TORONTO - Many Ontario patients aren't discharged from hospital on time and are still facing overcrowding and delays in emergency departments despite extra government cash, the province's financial watchdog said Monday.

More than 50,000 patients stayed in hospital longer than necessary last year because their ongoing care couldn't be arranged, auditor general Jim McCarter said in his annual report.

Those patients end up occupying much-needed beds that could help alleviate the long waits in hospital emergency departments, he said.

Most people have the wrong idea about why there's so much overcrowding and delays in ERs, the auditor said.

"A lot of people think it's because you've got a lot of people coming into emerg with minor ailments," McCarter said.

"What we actually found was that it was more a problem with the lack of in-patient beds."

About one in five patients require support when they leave the hospital, from home care to rehabilitation to nursing-home care, he said. That number is expected to climb dramatically as the population ages.

Currently, about half the patients who need home care have to wait in hospital an average of six extra days, while 90 per cent of those who need long-term care waited more than four months, the report found.

Meanwhile, emergency patients who needed a bed waited an average of 10 hours, while others waited 26 hours or more.

Often there were beds available, but they sat empty because they hadn't been identified or cleaned, the report found.

In one case, a cancer patient waited three days in an emergency department for a hospital bed. It was later discovered that the hospital had been holding 24 patients in the ER, even though there were 18 empty beds available.

About two-thirds of the hospitals McCarter surveyed didn't have the capacity or infrastructure to measure how long empty beds were unoccupied.

Work is already underway to unclog the province's ERs, said Health Minister Deb Matthews.

"It's right up there at the top of our priority list -- getting the emergency department wait times down and moving people who are in hospital beds who ought not be in hospital beds into an appropriate level of care in their community," she said.

McCarter acknowledged that there's been some improvement in wait times.

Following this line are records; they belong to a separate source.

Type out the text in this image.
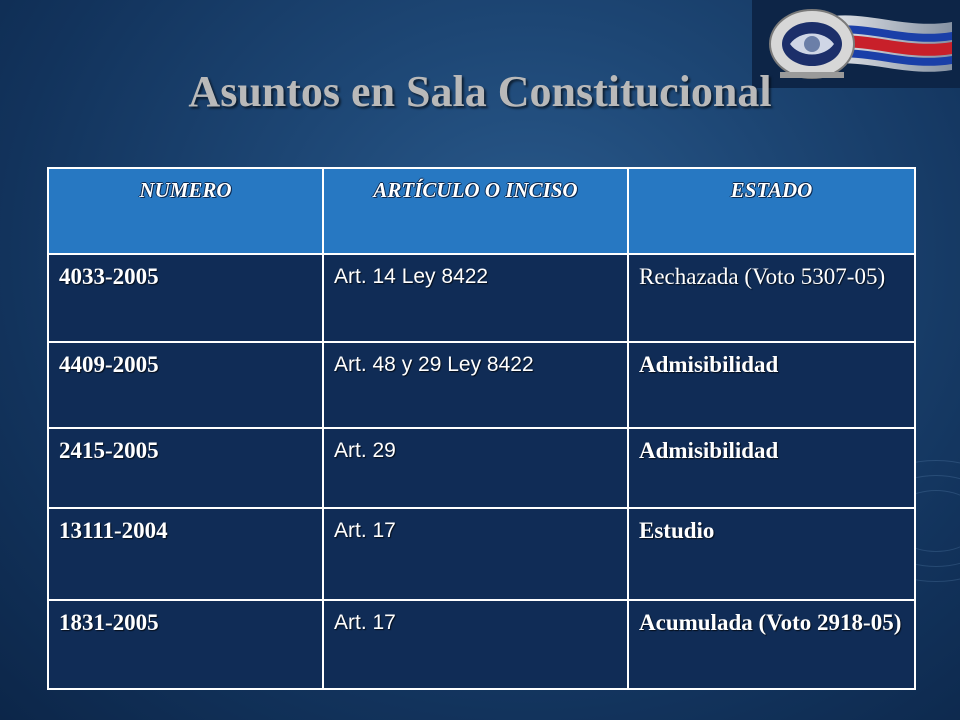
Asuntos en Sala Constitucional
NUMERO	ARTÍCULO O INCISO	ESTADO
4033-2005	Art. 14 Ley 8422	Rechazada (Voto 5307-05)
4409-2005	Art. 48 y 29 Ley 8422	Admisibilidad
2415-2005	Art. 29	Admisibilidad
13111-2004	Art. 17	Estudio
1831-2005	Art. 17	Acumulada (Voto 2918-05)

But many ERs still aren't meeting provincial targets despite $200 million in extra funding over two years, he found.

He noted that patients with serious conditions sometimes had to wait 12 hours or more, exceeding the province's eight-hour target.

Some people also waited for more than an hour to be triaged, far longer than the recommended 10 to 15 minutes.

Hospitals were also spending extra money -- and risking staff burnout -- by having nurses work overtime, particularly during the nights, holidays and on weekends.

McCarter found that one nurse's overtime accounted for more than half her salary for nine years. The nurse took in $157,000 last year, $90,000 of which was overtime pay.

The level of home care services also varied widely across the province, with some patients waiting up to 15 months to be assessed, he found. About 10,000 people are still waiting for home-care services.

The auditor's findings show that Ontario's 14 local health integration units -- created by the Liberals to make local decisions and dole out public cash -- are a waste of money and should be shut down, said Opposition Leader Tim Hudak.

"Despite sinking hundreds of millions of dollars into the LHINs and the (aging at home) strategy, 50,000 people are sitting in hospitals across this province who shouldn't be there, who should be in a long-term care home or at home with family," said the Tory leader.

"(Premier) Dalton McGuinty has taken all of the money and basically flushed it down the drain."